Speaker
Description
Dana Ron and Omer Cohen Sidon
Abstract: In this work, we study the problem of approximating the distance to subsequence-freeness in the sample-based distribution-free model. For a given subsequence (word) $w = w_1 \dots w_k$, a sequence (text) $T = t_1 \dots t_n$ is said to contain $w$ if there exist indices $1 \leq i_1 < \dots < i_k \leq n$ such that $t_{i_{j}} = w_j$ for every $1 \leq j \leq k$.
Otherwise, $T$ is $w$-free. Ron and Rosin (ACM TOCT 2022) showed that the number of samples both necessary and sufficient for one-sided error testing of subsequence-freeness in the sample-based distribution-free model is $\Theta(k/\epsilon)$.

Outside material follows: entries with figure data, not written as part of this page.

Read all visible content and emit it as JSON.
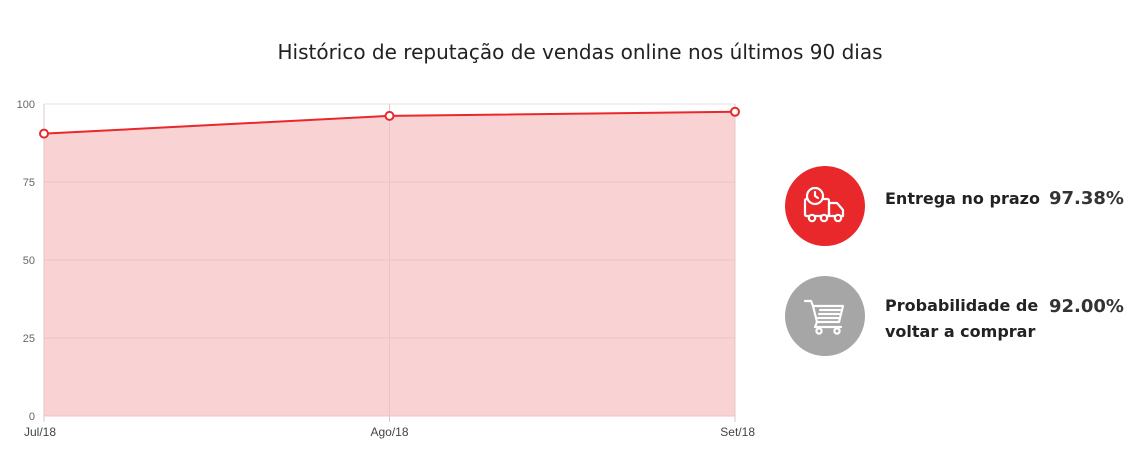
{
  "chart_data": {
    "type": "area",
    "title": "Histórico de reputação de vendas online nos últimos 90 dias",
    "categories": [
      "Jul/18",
      "Ago/18",
      "Set/18"
    ],
    "series": [
      {
        "values": [
          90.5,
          96.2,
          97.5
        ]
      }
    ],
    "ylim": [
      0,
      100
    ],
    "yticks": [
      0,
      25,
      50,
      75,
      100
    ],
    "grid": true,
    "line_color": "#e8282b",
    "fill_color": "#f9d3d4"
  },
  "stats": [
    {
      "icon": "delivery-truck-icon",
      "label": "Entrega no prazo",
      "value": "97.38%",
      "color": "#e8282b"
    },
    {
      "icon": "shopping-cart-icon",
      "label_lines": [
        "Probabilidade de",
        "voltar a comprar"
      ],
      "value": "92.00%",
      "color": "#a6a6a6"
    }
  ]
}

Denoting by $Dist(T,w,p)$ the distance of $T$ to $w$-freeness under a distribution $p :[n]\to [0,1]$, we are interested in obtaining an estimate $wDist$, such that $|wDist - Dist(T,w,p)| \leq \delta$ with probability at least $2/3$, for a given distance parameter $\delta$. Our main result is an algorithm whose sample complexity is $\tilde{O}(k^2/\delta^2)$. We first present an algorithm that works when the underlying distribution $p$ is uniform, and then show how it can be modified to work for any (unknown) distribution $p$. We also show that a quadratic dependence on $1/\delta$ is necessary.